Or il est assez difficilement imaginable que dans le même cycle on garde des enseignants de statut et de temps de service différents. Pour le primaire, on tendrait vers un assèchement de la polyvalence (seulement 5 matières - sur 13 enseignés - au concours du CRPE), tandis que dans le secondaire réapparait la bivalence. Avec à terme la fusion des statuts … et des temps de service ! Mais quel temps ? 18 heures ? 27 heures ? Cette fusion des statuts est facile à réaliser au niveau de la formation initiale dans les nouveaux ESPE   : une seule formation commune pour tous les enseignants. On ne peut non plus négliger la tentation larvée de détacher la maternelle du tronc Education Nationale pour la greffer sur un pôle “Petite Enfance” municipalisé.

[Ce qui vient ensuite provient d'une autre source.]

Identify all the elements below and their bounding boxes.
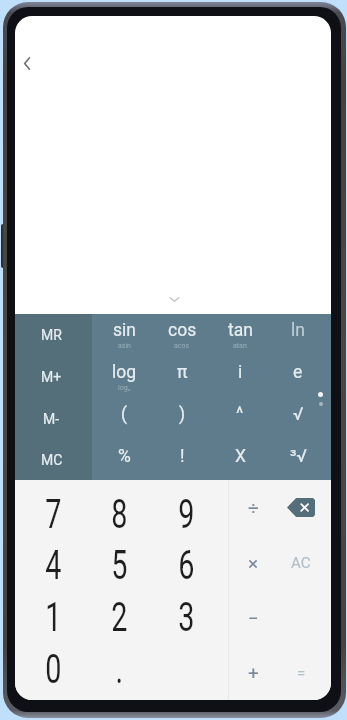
- staticText: e: [293, 362, 303, 383]
- button[interactable]: e: [269, 356, 327, 398]
- staticText: cos: [168, 320, 197, 341]
- button[interactable]: !: [153, 440, 211, 480]
- button[interactable]: X: [211, 440, 269, 480]
- staticText: acos: [174, 342, 190, 350]
- button[interactable]: Back: [15, 47, 43, 79]
- staticText: 0: [45, 646, 62, 693]
- staticText: −: [248, 607, 259, 629]
- button[interactable]: cos: [153, 314, 211, 356]
- staticText: 4: [45, 542, 62, 589]
- button[interactable]: tan: [211, 314, 269, 356]
- button[interactable]: 4: [20, 540, 86, 591]
- staticText: 3: [178, 594, 195, 641]
- button[interactable]: log: [95, 356, 153, 398]
- staticText: M+: [41, 369, 62, 385]
- button[interactable]: 8: [86, 489, 153, 540]
- staticText: ×: [248, 552, 259, 574]
- staticText: AC: [291, 554, 311, 572]
- button[interactable]: =: [277, 645, 325, 700]
- staticText: 2: [111, 594, 128, 641]
- staticText: i: [238, 362, 243, 383]
- staticText: %: [118, 446, 131, 467]
- button[interactable]: ^: [211, 398, 269, 440]
- button[interactable]: %: [95, 440, 153, 480]
- button[interactable]: AC: [277, 535, 325, 590]
- staticText: 8: [111, 491, 128, 538]
- button[interactable]: ): [153, 398, 211, 440]
- staticText: ³√: [290, 446, 307, 467]
- staticText: =: [297, 664, 306, 682]
- staticText: ^: [236, 404, 244, 425]
- staticText: !: [180, 446, 185, 467]
- button[interactable]: MR: [15, 314, 92, 356]
- button[interactable]: .: [86, 643, 153, 695]
- staticText: tan: [228, 320, 253, 341]
- button[interactable]: −: [229, 590, 277, 645]
- button[interactable]: M+: [15, 356, 92, 398]
- button[interactable]: i: [211, 356, 269, 398]
- button[interactable]: 2: [86, 591, 153, 643]
- staticText: 6: [178, 542, 195, 589]
- button[interactable]: 6: [153, 540, 220, 591]
- staticText: MR: [41, 327, 62, 343]
- button[interactable]: π: [153, 356, 211, 398]
- staticText: 5: [111, 542, 128, 589]
- button[interactable]: 3: [153, 591, 220, 643]
- button[interactable]: Backspace: [277, 480, 325, 535]
- staticText: asin: [118, 342, 131, 350]
- staticText: sin: [113, 320, 136, 341]
- button[interactable]: 0: [20, 643, 86, 695]
- staticText: π: [177, 362, 188, 383]
- staticText: log₂: [118, 384, 131, 392]
- button[interactable]: 9: [153, 489, 220, 540]
- button[interactable]: ×: [229, 535, 277, 590]
- staticText: log: [112, 362, 137, 383]
- staticText: 7: [45, 491, 62, 538]
- button[interactable]: ÷: [229, 480, 277, 535]
- staticText: X: [235, 446, 246, 467]
- staticText: M-: [43, 411, 60, 427]
- button[interactable]: 5: [86, 540, 153, 591]
- staticText: ): [179, 404, 186, 425]
- staticText: +: [248, 662, 259, 684]
- staticText: ÷: [248, 497, 259, 519]
- button[interactable]: M-: [15, 398, 92, 440]
- button[interactable]: √: [269, 398, 327, 440]
- button[interactable]: MC: [15, 440, 92, 480]
- button[interactable]: ln: [269, 314, 327, 356]
- staticText: .: [116, 646, 123, 693]
- button[interactable]: 7: [20, 489, 86, 540]
- staticText: 9: [178, 491, 195, 538]
- button[interactable]: +: [229, 645, 277, 700]
- other: Backspace: [287, 498, 315, 517]
- button[interactable]: 1: [20, 591, 86, 643]
- button[interactable]: Collapse keypad: [163, 288, 185, 310]
- button[interactable]: sin: [95, 314, 153, 356]
- button[interactable]: ³√: [269, 440, 327, 480]
- staticText: MC: [41, 452, 63, 468]
- staticText: 1: [45, 594, 62, 641]
- staticText: √: [293, 404, 304, 425]
- staticText: ln: [291, 320, 305, 341]
- staticText: atan: [233, 342, 247, 350]
- button[interactable]: (: [95, 398, 153, 440]
- staticText: (: [121, 404, 127, 425]
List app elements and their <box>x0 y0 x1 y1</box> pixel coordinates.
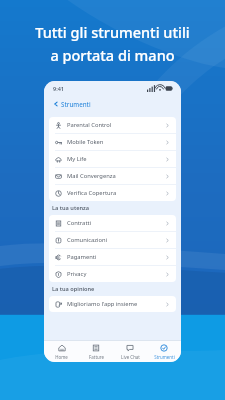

Vers un dispositif managérial

Cette organisation verticale collège-école permet d’établir une continuité managériale sur le fichage, l’évaluation des élèves, et sans doute aussi sur les orientations pédagogiques, avec même - cauchemar suprême - la possibilité de recrutement pour le chef d’établissement. Cela mettrait également un terme aux résistances des directeurs désobéisseurs, les principaux et leurs secrétariats se voyant confiés tout le travail administratif. Et bien évidemment, cela ne peut se concevoir sans le volet « économies budgétaires » : avec des enseignants formés pour enseigner de la maternelle à la 3e, moins de remplaçants, de RASED, de CoPsy, etc…
Le MEDEF en rêve, Peillon y travaille, en créant les ESPE  .

Réforme du collège

Alors que Peillon réaffirme haut et fort que le collège unique sera préservé, dans les faits c’est l’inverse qu’il prépare. Dans son projet, le temps de l’élève sera scindé en trois : un tronc commun identique pour tous, des enseignements complémentaires différenciés et des activités de renforcements (soutien etc…). C’est donc bien de parcours différenciés qu’il s’agit. Le choix des enseignements complémentaires permettra le renforcement des inégalités dans l’éducation et organisera un tri précoce des élèves, contrairement à ce qu’affirme le ministre. Les mots disent bien ce qu’ils veulent dire : un tronc commun, cela veut dire des branches distinctes. Donc pas de collège unique ! Nous sommes très loin de nos revendications pour une scolarité obligatoire commune jusqu’à 18 ans, polyvalente et polyculturelle, pour tous.

Le socle commun et le Livret personnel de Compétence seront maintenus, même si leur forme et une partie de leur contenu sont appelés à varier. Le principe de l’individualisation des parcours et de l’évaluation à tout prix est maintenu, à la grande joie du patronat et des instances libérales internationales.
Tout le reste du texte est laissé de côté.